Because it doesn’t return anything? After all it is in other places in the language, e.g. for comprehensions (missing yield for side-effects).

As I wrote earlier, it seems to me that this is an attempt to make the language more verbose to help beginners. How long is one a beginner? A week, two, a month? What about advanced users heavily using side-effecting methods? Since ) = { form isn’t guaranteed to return Unit, we would have to use everywhere mouthy ): Unit =. I think all of these “beginner issues” could be solved by IDE (e.g. different color of a method name when using procedure syntax, or special color of = to make it stand out) and better compiler messages or even compiler options for beginners (e.g. disallow/warn about procedure syntax), no need to push language in Java direction.

Jasper-M · August 17, 2018, 12:23pm

Strictly speaking it returns ().

dhoepelman · August 17, 2018, 1:25pm

Strongly in favor of this change, it makes the language more consistent and favors clearly denoting side-effects with : Unit.

quiray · August 17, 2018, 5:43pm

Yes, you are technically correct. It returns a value which programmer never cares about, because the return value is known at a compilation time. Just because it can be made more regular doesn’t mean it improves the language. For example would you say that dropping for or match (both can be expressed by other, more “regular”, constructs thus removing irregularity, both are non-trivial from the perspective of the compiler) is a good direction?

If I keep using Scala and this proposal passes (it seems it is already decided), it will be for me quite a downgrade. I won’t be using mouthy : Unit = {, but a shorter version = { which will lead to worse type checking, since I am no longer guaranteed a method will return Unit (a random type from last expression of a method can propagate and can lead to confusing types - worse error messages, and I would also expect to worsen compilation times slightly).

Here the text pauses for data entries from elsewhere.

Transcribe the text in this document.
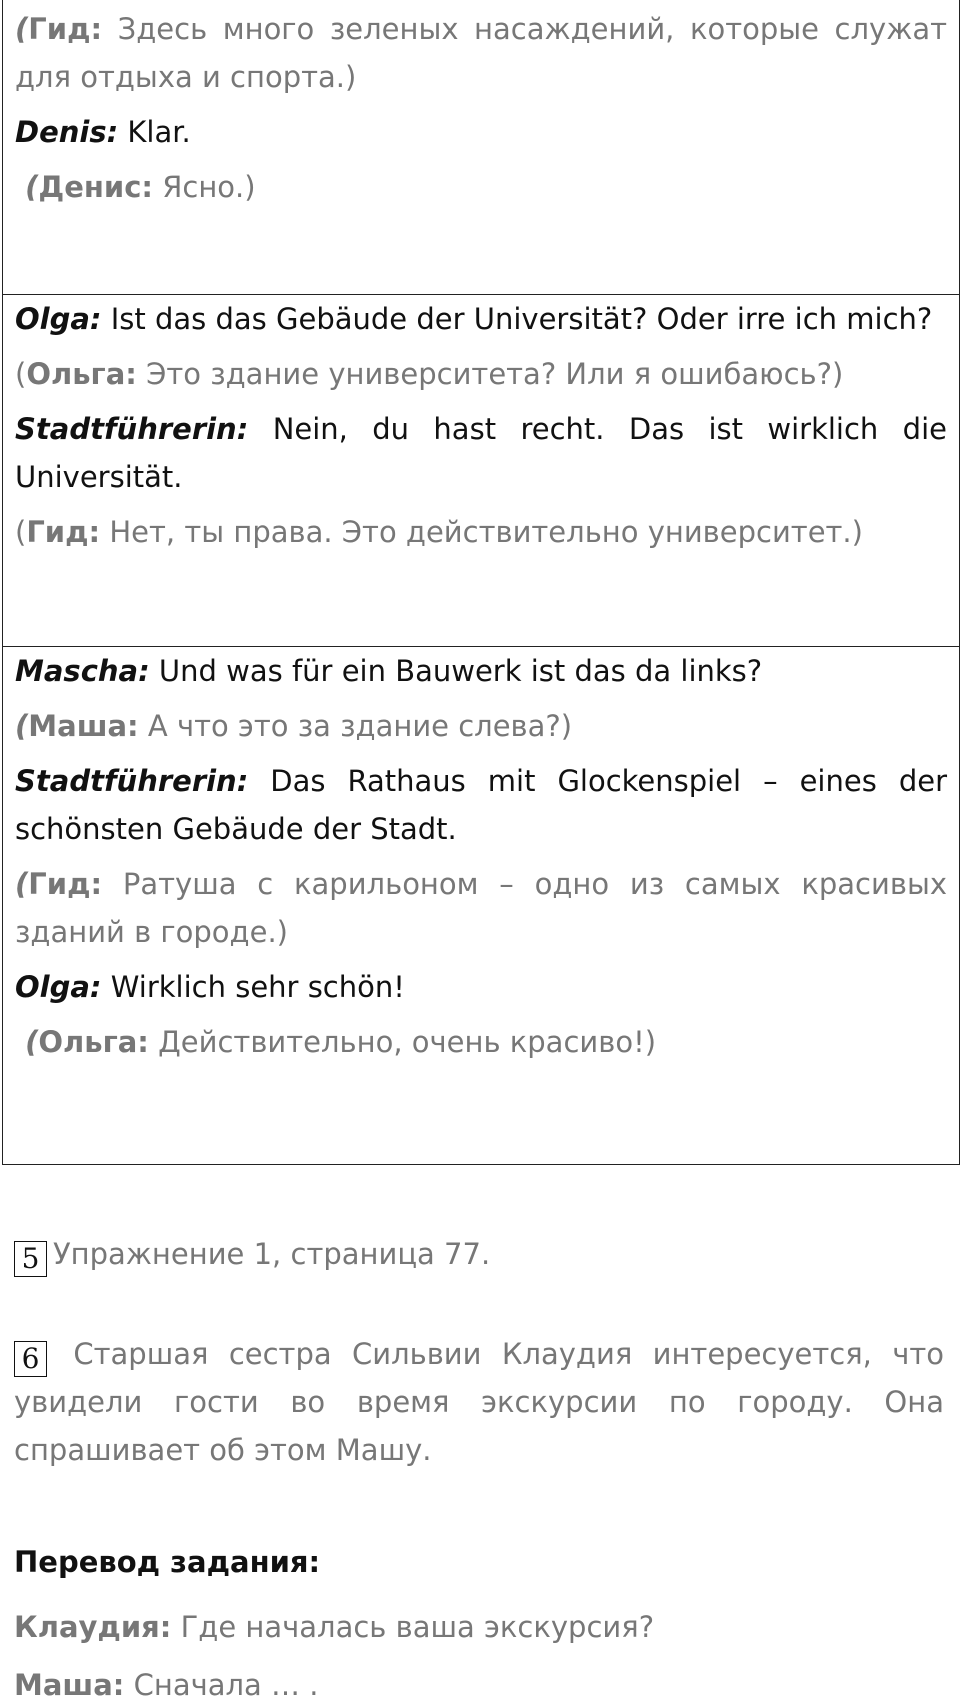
(Гид: Здесь много зеленых насаждений, которые служат для отдыха и спорта.)

Denis: Klar.

(Денис: Ясно.)

Olga: Ist das das Gebäude der Universität? Oder irre ich mich?

(Ольга: Это здание университета? Или я ошибаюсь?)

Stadtführerin: Nein, du hast recht. Das ist wirklich die Universität.

(Гид: Нет, ты права. Это действительно университет.)

Mascha: Und was für ein Bauwerk ist das da links?

(Маша: А что это за здание слева?)

Stadtführerin: Das Rathaus mit Glockenspiel – eines der schönsten Gebäude der Stadt.

(Гид: Ратуша с карильоном – одно из самых красивых зданий в городе.)

Olga: Wirklich sehr schön!

(Ольга: Действительно, очень красиво!)

5 Упражнение 1, страница 77.

6 Старшая сестра Сильвии Клаудия интересуется, что увидели гости во время экскурсии по городу. Она спрашивает об этом Машу.

Перевод задания:

Клаудия: Где началась ваша экскурсия?

Маша: Сначала … .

I don’t really like the approach “beginner/compiler friendly at a cost of everybody else”. Simple default warning when using procedure syntax (e.g. “You are using an advanced language feature…” describing what procedure syntax is) with a compiler flag to disable it would IMO suffice to help beginners (and people who don’t want to use it).

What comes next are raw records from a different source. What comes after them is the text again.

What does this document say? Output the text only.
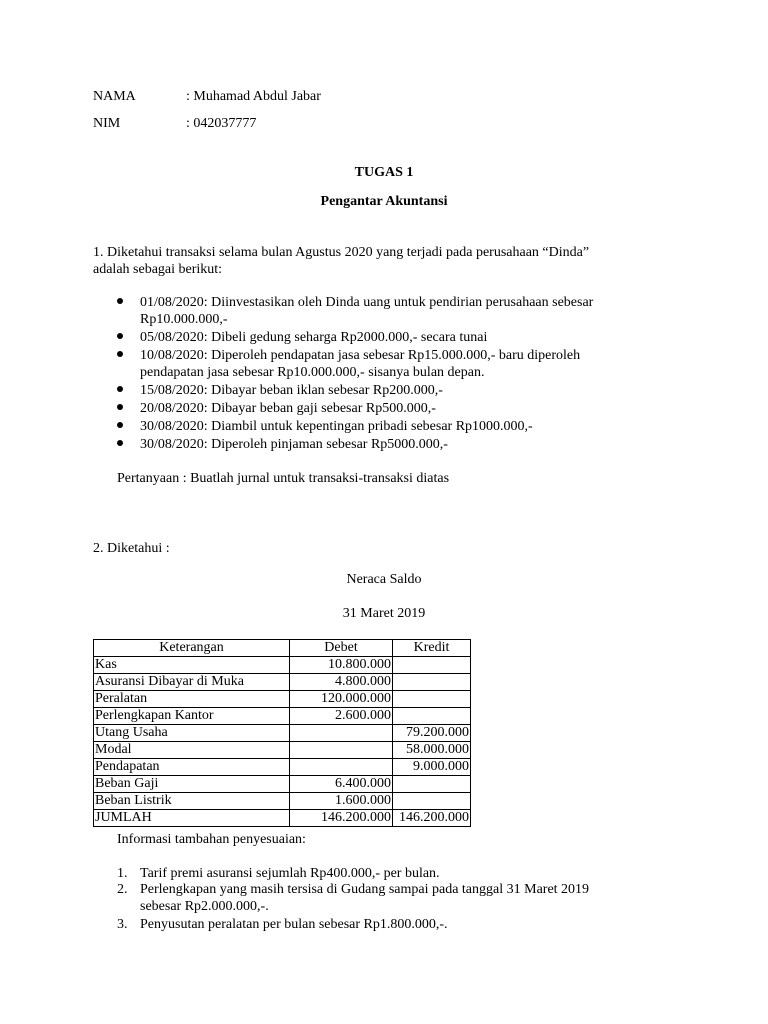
NAMA	: Muhamad Abdul Jabar
NIM	: 042037777
TUGAS 1
Pengantar Akuntansi
1. Diketahui transaksi selama bulan Agustus 2020 yang terjadi pada perusahaan “Dinda”
adalah sebagai berikut:
01/08/2020: Diinvestasikan oleh Dinda uang untuk pendirian perusahaan sebesar
Rp10.000.000,-
05/08/2020: Dibeli gedung seharga Rp2000.000,- secara tunai
10/08/2020: Diperoleh pendapatan jasa sebesar Rp15.000.000,- baru diperoleh
pendapatan jasa sebesar Rp10.000.000,- sisanya bulan depan.
15/08/2020: Dibayar beban iklan sebesar Rp200.000,-
20/08/2020: Dibayar beban gaji sebesar Rp500.000,-
30/08/2020: Diambil untuk kepentingan pribadi sebesar Rp1000.000,-
30/08/2020: Diperoleh pinjaman sebesar Rp5000.000,-
Pertanyaan : Buatlah jurnal untuk transaksi-transaksi diatas
2. Diketahui :
Neraca Saldo
31 Maret 2019
Keterangan	Debet	Kredit
Kas	10.800.000	
Asuransi Dibayar di Muka	4.800.000	
Peralatan	120.000.000	
Perlengkapan Kantor	2.600.000	
Utang Usaha		79.200.000
Modal		58.000.000
Pendapatan		9.000.000
Beban Gaji	6.400.000	
Beban Listrik	1.600.000	
JUMLAH	146.200.000	146.200.000
Informasi tambahan penyesuaian:
1. Tarif premi asuransi sejumlah Rp400.000,- per bulan.
2. Perlengkapan yang masih tersisa di Gudang sampai pada tanggal 31 Maret 2019
sebesar Rp2.000.000,-.
3. Penyusutan peralatan per bulan sebesar Rp1.800.000,-.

The language direction seems incoherent from my perspective. In an other thread, Mr. Odersky is against val in for comprehension, even though it would lead to a more regular language - brevity is obviously preferred. Yet here it seems making the language a bit worse for intermediate/advanced users to keep code concise is suddenly no longer a preferred direction, being regular wins here.

tpolecat · August 17, 2018, 8:19pm

I am in favor of this change because it removes a special case. Unit should be treated like any other type.

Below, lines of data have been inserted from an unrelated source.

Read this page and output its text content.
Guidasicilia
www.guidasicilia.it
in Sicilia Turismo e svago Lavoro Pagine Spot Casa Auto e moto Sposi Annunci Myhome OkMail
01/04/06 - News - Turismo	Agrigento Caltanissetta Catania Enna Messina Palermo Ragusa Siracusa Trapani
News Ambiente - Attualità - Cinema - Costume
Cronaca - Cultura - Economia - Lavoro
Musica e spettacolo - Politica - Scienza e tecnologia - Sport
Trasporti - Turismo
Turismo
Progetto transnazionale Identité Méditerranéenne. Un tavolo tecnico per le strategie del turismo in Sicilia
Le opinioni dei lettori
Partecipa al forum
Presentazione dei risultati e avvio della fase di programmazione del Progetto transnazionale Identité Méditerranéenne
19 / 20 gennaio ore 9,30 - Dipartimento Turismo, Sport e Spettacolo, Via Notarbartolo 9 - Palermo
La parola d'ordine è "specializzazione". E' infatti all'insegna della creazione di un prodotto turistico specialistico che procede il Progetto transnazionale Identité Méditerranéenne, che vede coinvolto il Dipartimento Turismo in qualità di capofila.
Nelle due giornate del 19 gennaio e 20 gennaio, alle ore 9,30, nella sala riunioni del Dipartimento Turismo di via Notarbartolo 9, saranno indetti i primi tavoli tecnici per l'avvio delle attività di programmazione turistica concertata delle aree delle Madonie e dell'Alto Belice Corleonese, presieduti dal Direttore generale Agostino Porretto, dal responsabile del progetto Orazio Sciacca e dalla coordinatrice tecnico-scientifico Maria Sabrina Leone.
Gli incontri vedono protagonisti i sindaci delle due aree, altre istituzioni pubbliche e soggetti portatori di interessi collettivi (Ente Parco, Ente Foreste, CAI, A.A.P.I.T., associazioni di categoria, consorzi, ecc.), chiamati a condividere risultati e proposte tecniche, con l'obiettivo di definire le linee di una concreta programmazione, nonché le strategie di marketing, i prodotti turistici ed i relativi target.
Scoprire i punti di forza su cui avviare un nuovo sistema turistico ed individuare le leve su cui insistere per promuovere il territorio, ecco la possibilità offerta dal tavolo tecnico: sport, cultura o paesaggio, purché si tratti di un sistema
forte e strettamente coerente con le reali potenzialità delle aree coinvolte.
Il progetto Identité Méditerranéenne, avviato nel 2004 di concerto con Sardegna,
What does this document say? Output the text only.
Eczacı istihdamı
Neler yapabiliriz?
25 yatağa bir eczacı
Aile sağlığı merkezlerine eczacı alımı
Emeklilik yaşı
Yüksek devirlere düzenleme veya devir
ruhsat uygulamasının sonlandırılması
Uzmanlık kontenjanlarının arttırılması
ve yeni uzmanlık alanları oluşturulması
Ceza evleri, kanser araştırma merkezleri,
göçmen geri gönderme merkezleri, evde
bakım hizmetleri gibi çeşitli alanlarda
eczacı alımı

som-snytt · August 18, 2018, 3:17am

Apparently, any type with literal support in the language must be treated with suspicion.

(), true|false, 42, "hello, world", null

There are magic numbers and magic strings. We should start referring to the magic unit value.

Issue to lint inferred Unit.

I didn’t feel strongly about this topic when teachers of beginners began to report a few years ago that procedure syntax was confusing. But the pro-procedurists have persuaded me, and I also wish it had been relegated to a SIP-18 feature flag.

My biggest pain point is writing unit tests with : Unit =. But now, resigned to the new syntax, I realize that my test framework should not require me to write unit tests that way.

Has anyone checked whether Unit could be omitted? Then the Ur-assignment operator could be resurrected:

def f() := println("hello, world")

to mean omitted Unit.

I can’t wait for class syntax to evolve to class C = { } because I’ll miss having this conversation.